USS spacing was first addressed in the first genome USS analysis (Smith et al 1995), but they only said it was 'essentially random'. The human eye is notoriously bad at detecting randomness, so Karlin et al. took a much more rigorous approach (Karlin is a famous Stanford mathematician), calculating something called the r-scan statistic, which he developed and which looks too hard for me to follow. Karlin et al concluded that USS spacings were more even than expected for a randomly-located sequence element. This non-randomness led the authors to suggest that USSs might
contribute to global genomic activities such as replication and repair (the DNA repair hypothesis), sites of membrane attachments in association with domain loops, sites of nucleating Okazaki fragments or helix unwinding and/or sites contribution to genome packaging. (Yes, the syntax seems a bit off to me too.)I think these suggestions are wrong, for reasons I'll go into another time, but the lack of randomness may still be telling us something important about the forces that maintain USS.
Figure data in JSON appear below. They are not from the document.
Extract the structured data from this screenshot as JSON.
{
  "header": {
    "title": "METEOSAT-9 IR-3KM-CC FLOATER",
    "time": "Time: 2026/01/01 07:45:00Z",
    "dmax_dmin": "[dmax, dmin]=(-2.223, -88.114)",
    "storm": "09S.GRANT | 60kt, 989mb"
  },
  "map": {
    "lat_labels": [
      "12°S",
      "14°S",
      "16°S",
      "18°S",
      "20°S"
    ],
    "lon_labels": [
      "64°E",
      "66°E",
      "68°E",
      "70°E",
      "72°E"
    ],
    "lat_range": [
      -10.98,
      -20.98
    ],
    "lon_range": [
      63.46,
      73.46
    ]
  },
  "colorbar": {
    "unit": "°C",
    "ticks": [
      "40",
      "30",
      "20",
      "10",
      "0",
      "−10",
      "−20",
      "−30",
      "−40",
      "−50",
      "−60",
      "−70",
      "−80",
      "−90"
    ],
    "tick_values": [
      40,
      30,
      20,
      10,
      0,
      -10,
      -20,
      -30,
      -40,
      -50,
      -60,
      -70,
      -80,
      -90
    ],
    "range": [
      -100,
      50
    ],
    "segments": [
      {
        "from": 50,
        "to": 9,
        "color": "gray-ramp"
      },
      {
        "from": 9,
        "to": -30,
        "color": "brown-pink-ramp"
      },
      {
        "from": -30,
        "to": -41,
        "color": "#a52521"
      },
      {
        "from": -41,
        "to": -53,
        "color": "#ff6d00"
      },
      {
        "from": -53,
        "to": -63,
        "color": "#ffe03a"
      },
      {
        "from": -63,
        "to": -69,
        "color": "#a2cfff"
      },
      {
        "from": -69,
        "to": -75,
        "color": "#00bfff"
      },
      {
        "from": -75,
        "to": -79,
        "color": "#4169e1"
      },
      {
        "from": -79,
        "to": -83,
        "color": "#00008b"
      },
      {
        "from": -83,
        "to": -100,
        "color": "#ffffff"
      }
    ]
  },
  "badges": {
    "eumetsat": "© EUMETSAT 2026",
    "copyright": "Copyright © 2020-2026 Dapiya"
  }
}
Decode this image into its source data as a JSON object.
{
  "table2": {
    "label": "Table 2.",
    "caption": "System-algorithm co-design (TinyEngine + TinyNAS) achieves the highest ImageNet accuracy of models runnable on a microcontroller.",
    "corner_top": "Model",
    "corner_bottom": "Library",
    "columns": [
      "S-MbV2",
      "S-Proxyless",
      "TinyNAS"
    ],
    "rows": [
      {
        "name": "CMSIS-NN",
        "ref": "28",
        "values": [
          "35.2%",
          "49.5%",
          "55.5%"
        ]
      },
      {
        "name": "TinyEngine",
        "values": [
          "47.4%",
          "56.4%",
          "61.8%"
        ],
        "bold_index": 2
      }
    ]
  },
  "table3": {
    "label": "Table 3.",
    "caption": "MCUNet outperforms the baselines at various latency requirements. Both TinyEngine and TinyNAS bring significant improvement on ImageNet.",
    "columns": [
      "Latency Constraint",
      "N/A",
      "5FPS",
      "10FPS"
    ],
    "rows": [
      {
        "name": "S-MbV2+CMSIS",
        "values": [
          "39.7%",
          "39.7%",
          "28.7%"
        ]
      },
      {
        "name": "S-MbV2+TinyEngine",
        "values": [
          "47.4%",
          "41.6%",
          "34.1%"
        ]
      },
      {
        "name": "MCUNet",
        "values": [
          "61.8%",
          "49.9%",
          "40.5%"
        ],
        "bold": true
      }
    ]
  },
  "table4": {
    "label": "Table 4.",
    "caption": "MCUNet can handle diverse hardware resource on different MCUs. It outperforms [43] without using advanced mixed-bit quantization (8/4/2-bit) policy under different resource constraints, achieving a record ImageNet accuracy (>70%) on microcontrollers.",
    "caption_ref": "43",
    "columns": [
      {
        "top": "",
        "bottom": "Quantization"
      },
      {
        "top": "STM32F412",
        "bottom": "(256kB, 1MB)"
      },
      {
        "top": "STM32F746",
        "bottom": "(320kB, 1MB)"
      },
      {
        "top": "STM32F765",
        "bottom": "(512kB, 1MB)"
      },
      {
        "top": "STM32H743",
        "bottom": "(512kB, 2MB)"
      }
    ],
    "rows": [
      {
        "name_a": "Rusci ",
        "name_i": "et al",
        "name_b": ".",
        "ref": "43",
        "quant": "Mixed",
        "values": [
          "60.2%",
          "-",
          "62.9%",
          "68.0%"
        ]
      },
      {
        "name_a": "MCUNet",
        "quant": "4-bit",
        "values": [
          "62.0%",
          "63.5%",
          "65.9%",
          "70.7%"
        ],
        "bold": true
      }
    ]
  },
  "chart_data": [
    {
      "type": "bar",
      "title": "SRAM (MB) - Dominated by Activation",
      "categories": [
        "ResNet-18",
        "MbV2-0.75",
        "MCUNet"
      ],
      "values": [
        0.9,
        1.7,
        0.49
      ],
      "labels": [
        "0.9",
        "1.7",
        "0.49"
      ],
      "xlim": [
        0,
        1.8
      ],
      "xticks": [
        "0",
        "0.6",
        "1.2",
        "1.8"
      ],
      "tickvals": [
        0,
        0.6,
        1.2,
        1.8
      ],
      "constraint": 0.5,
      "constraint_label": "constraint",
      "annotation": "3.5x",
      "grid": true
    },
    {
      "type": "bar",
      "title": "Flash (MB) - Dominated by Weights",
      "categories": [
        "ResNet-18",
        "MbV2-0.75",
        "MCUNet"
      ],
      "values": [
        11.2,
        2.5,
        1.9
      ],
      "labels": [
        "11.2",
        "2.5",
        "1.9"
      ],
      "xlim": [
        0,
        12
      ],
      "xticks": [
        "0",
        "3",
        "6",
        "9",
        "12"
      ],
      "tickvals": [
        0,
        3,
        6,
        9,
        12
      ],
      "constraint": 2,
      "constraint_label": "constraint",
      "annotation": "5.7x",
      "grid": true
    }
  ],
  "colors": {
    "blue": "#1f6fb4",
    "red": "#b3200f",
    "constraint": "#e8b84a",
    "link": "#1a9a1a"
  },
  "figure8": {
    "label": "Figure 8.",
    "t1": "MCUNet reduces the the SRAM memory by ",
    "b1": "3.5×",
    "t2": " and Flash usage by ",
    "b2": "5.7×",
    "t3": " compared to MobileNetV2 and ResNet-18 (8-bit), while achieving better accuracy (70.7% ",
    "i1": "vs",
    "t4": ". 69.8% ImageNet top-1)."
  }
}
Karlin et al.'s analysis used only the positions of perfect USS cores (AAGTGCGGT and reverse complement). I think I should now repeat it on my new unbiased USS data. Well, really what I mean is that I think I should either find a tame mathematician/statistician who can show me how to do it, or find a similar analysis that's easier for me to understand. (Hmmm, I think my neighbour at a lunch on Thursday was a bioinformatics statistician - maybe she can give me some advice.)